En tant que stratégie, la mobilité permet de diversifier les revenus de la famille, de rechercher un meilleur accès à l’éducation et à l’emploi, d’élargir les réseaux sociaux mais aussi de réagir aux changements environnementaux et climatiques. Dans ce village, il est donc possible de définir quatre types de mouvements de population liés au changement climatique.

Mobilité au sein du village : au cours des dernières décennies, de très nombreuses familles sont allées vivre à l’intérieur des terres. À un moment, Lotofaga était situé directement sur la côte mais il n’y reste plus que quelques maisons aujourd’hui. L’une des explications de ce phénomène est la construction de meilleures routes d’accès, qui a permis à certaines personnes d’aller vivre à l’intérieur des terres. Une autre explication provient de la combinaison des événements environnementaux à déclenchement lent (par exemple, l’érosion côtière) et des événements à déclenchement soudain (tels que le tsunami de 2009 et le cyclone Evan de 2012) qui auraient forcé les personnes à se réinstaller à l’intérieur.
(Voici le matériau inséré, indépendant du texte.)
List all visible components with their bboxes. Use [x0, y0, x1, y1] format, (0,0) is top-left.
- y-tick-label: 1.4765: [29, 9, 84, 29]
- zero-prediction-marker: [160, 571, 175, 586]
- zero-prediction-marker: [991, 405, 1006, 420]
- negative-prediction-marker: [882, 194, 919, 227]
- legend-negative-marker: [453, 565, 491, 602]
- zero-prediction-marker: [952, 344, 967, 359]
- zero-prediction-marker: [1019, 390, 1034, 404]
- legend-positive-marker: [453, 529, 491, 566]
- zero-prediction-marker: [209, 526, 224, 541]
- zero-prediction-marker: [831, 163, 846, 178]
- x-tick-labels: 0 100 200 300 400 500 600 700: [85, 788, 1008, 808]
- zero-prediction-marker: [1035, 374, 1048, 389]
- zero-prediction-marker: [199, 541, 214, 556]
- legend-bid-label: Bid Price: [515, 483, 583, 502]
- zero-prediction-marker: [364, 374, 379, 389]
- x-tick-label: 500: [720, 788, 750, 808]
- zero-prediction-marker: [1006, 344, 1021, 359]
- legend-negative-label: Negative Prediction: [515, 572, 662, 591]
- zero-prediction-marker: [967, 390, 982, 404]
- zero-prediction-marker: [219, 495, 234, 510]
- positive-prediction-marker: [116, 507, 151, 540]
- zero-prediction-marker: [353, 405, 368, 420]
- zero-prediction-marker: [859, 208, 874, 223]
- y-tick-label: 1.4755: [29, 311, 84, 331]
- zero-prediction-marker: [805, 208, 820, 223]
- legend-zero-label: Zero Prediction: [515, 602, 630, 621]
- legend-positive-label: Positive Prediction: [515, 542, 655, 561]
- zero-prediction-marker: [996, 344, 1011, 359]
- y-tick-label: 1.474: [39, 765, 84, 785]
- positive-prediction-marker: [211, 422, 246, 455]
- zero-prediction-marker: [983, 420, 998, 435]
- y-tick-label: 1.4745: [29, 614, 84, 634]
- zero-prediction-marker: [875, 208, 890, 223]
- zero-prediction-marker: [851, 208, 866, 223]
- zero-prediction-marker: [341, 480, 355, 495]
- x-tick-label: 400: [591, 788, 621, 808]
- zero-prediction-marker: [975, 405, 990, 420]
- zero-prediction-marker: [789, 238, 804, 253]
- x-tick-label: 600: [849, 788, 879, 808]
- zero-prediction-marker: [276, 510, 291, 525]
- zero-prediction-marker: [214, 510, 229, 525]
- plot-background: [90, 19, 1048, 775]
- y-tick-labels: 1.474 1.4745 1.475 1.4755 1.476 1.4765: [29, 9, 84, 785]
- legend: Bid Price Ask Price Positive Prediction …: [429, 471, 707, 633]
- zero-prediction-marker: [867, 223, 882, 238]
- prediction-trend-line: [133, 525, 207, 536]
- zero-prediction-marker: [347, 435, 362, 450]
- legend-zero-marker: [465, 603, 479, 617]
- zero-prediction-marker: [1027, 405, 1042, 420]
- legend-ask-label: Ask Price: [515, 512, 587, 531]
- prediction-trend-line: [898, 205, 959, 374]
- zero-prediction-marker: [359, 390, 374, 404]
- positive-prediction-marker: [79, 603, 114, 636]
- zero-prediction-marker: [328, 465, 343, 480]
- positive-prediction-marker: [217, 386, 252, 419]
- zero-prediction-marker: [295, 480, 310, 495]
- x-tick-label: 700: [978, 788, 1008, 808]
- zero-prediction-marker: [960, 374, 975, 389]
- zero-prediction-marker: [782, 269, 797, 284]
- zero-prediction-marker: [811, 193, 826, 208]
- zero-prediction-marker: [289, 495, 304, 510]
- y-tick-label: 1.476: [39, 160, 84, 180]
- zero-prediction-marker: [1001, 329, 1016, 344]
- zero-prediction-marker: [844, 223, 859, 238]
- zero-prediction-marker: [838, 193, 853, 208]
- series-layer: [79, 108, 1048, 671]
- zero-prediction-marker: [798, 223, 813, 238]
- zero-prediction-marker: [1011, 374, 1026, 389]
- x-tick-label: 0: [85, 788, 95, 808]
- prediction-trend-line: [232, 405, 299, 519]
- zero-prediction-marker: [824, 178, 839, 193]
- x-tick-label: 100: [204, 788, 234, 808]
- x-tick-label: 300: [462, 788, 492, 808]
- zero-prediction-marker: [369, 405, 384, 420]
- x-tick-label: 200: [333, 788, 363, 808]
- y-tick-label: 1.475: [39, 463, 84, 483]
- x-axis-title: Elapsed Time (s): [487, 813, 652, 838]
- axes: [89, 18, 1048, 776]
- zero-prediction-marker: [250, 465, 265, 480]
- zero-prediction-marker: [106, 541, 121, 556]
Très peu de familles vivent encore sur le littoral, et elles sont conscientes des risques liés à leur décision de rester vivre à cet endroit.

Mobilité circulaire : à Lotofaga, on a pu recueillir des preuves de circulation entre le village et Apia ou les pays de la bordure du Pacifique, afin de diversifier les revenus.

Migration rurale-urbaine : bien que les résidents du village mentionnent les facteurs économiques et sociaux comme les principaux moteurs de la migration, l’agriculture de subsistance subit fortement les conséquences de la variabilité climatique et ne génère pas suffisamment de revenus.

Migration à l’étranger : Dans le cas de la migration vers la Nouvelle-Zélande et l’Australie, les principales raisons citées par les personnes quittant leur pays sont les possibilités d’emploi, l’éducation et le regroupement familial. Les opportunités offertes par les pays étrangers attirent principalement les jeunes, qui perçoivent la vie dans le village comme de plus en plus dure.

Les mouvements de populations internes, même s’ils restent cantonnés au village, ont modifié les structures culturelles traditionnelles. Chaque parcelle de terre a sa propre histoire et sa propre importance qui incarne l’héritage culturel. Dans certains cas, ces mouvements impliquent une rupture du lien entre la famille et les terres communautaires, qu’il est difficile de rétablir par la suite.

Les migrants, même s'ils ont un lien fort avec leur village, car il leur procure un sentiment d'identité et d'appartenance, doivent maintenant naviguer entre deux mondes. Les migrants qui vivent à Apia peuvent participer à la vie de la communauté plus fréquemment, tandis que pour les migrants vivant à l'étranger, le retour au village est une entreprise difficile. Les migrants s'impliquent dans le cérémoniel, les obligations familiales et villageoises, et sont également tenus de fournir de l'aide aux membres de la famille touchés par les problèmes environnementaux et les catastrophes naturelles.

Loin d’adopter une attitude fataliste face au changement climatique, les personnes ont développé des stratégies d’adaptation en s’appuyant sur leurs propres connaissances. Elles n’ont pas recherché de solutions visant simplement à s’adapter au changement climatique mais plutôt des solutions holistiques pour renforcer la résilience face à un vaste éventail de difficultés. Toutefois, le changement climatique menace aujourd’hui les racines mêmes des connaissances traditionnelles qui sous-tendent leur mode d’existence.

Bien qu’à Lotofaga les mouvements de populations ne soient pas un nouveau phénomène, le changement climatique paraît aujourd’hui y contribuer véritablement. En se basant sur les conclusions de l’étude de ce village, au niveau national :

  • il est nécessaire de combiner les différents systèmes de connaissances pour mieux comprendre les impacts du changement climatique
  • la migration constitue une stratégie d’adaptation au changement climatique et doit faire l’objet de politiques
  • les connaissances traditionnelles doivent être intégrées aux politiques d’adaptation au changement climatique
  • les réponses politiques à la migration environnementale et au changement climatique doivent commencer au niveau des villages.